In epidemiology, we are working with INSERM clinicians and biostatisticians to study fetal development in the last two trimesters of pregnancy. Reference or standard curves are required in this kind of biomedical problems. Values which lie outside the limits of these reference curves may indicated the presence of disorder. Data are from the French EDEN mother-child cohort (INSERM). It is a mother-child cohort study investigating the prenatal and early postnatal determinants of child health and development. 2002 pregnant women were recruited before 24 weeks of amenorrhoea in two maternity clinics from middle-sized French cities (Nancy and Poitiers). From May 2003 to September 2006, 1899 newborns were then included. The main outcomes of interest are fetal (via ultra-sound) and postnatal growth, adiposity development, respiratory health, atopy, behaviour and bone, cognitive and motor development. We are studying fetal weight that depends on the gestional age in the second and the third trimesters of mother's pregnancy. Some classical empirical and parametric methods as polynomials are first used to construct these curves. Polynomial regression is one of the most common parametric approach for modelling growth data espacially during the prenatal period. However, some of them require strong assumptions. So, we propose to work with semi-parametric LMS method, by modifying the response variable (fetal weight) with a Box-cox transformation. Nonparametric methods as Nadaraya-Watson kernel estimation or local polynomial estimation are also proposed to construct these curves. It is the object of the communication [28] and a paper is in progress. In addition, we want to develop a test, based on Z-scores, to detect any slope breaks in the fetal development curves (work in progress).

Many articles were devoted to the problem of recursively estimating eigenvectors corresponding to eigenvalues in decreasing order of the expectation of a random matrix using an i.i.d. sample of it. The present study makes the following contributions: the convergence of processes to normed eigenvectors is proved under two sets of more general assumptions, the observed random matrices are no more supposed i.i.d.; moreover, the scope of these processes is widened. The application to online principal component analysis of a data stream is treated, assuming that data are realizations of a random vector Z whose expectation is unknown and is estimated online, as well as possibly the metric used when it depends on unknown characteristics of Z; two types of processes are studied: we are no more bound to use a data mini-batch at each step, but we can use all previously observed data up to the current step without storing them, thus taking into account all the information contained in previous data. The conducted experiments have shown that processes of the second type are faster than those of the first type. It is the object of the submitted paper [32] and the communication [21].

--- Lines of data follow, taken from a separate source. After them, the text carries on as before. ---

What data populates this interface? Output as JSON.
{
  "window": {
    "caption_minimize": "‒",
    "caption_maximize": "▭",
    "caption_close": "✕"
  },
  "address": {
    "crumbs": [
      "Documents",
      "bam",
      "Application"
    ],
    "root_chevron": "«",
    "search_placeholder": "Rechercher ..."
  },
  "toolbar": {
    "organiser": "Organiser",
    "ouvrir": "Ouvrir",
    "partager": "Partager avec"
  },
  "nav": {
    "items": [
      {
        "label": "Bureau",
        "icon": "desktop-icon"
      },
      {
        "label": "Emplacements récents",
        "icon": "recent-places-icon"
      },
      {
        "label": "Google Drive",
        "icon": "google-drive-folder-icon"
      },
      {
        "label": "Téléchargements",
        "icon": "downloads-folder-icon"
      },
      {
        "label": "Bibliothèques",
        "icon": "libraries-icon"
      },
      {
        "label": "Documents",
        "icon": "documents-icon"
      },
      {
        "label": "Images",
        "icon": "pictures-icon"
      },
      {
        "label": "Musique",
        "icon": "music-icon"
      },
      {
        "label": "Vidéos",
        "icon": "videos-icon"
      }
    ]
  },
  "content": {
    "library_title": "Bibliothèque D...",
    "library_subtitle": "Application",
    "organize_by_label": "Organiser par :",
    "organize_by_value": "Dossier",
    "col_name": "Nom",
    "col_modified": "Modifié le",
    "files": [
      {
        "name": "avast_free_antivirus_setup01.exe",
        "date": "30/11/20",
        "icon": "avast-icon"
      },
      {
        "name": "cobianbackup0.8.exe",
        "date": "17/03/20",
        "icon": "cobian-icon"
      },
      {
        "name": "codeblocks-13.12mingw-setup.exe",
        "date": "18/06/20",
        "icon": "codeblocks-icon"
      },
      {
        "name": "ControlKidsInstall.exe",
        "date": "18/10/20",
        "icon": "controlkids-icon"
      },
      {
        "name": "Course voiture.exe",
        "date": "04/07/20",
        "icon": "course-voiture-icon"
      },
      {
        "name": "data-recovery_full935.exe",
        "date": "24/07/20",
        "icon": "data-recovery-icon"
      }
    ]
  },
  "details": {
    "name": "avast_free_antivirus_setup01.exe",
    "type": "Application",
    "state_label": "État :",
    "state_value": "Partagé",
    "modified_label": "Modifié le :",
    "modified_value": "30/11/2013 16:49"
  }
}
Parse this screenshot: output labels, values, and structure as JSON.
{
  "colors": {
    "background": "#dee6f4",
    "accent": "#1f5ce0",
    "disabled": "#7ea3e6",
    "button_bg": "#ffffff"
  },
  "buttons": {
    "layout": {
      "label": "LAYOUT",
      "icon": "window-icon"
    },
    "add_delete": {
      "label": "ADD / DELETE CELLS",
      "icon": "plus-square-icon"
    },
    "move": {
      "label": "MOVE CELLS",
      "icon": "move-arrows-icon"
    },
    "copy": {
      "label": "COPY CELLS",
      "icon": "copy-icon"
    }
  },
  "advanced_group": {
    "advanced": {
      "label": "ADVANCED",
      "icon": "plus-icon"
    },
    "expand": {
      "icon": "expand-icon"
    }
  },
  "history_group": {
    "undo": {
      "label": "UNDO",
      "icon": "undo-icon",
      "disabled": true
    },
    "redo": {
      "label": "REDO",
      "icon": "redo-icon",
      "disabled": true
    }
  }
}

The study addresses the problem of constrained binary logistic regression, particularly in the case of a data stream, using a stochastic approximation process. To avoid a numerical explosion which can be encountered, we propose to use a process with online standardized data instead of raw data. This type of process can also be used when we have to standardize the explanatory variables, for example in the case of a shrinkage method such as LASSO. Herein, we define and study the almost sure convergence of an averaged constrained stochastic gradient process with online standardized data. Moreover we propose to use a piecewise constant step-size in order that the step-size does not decrease too quickly and reduce the speed of convergence. Processes of this type are compared to classical processes on real and simulated datasets. The results of conducted experiments confirm the validity of the choices made. This will be used in an ongoing application to online updating of a score in heart failure patients. It is the object of the submitted paper [31] and the communications [20],[19].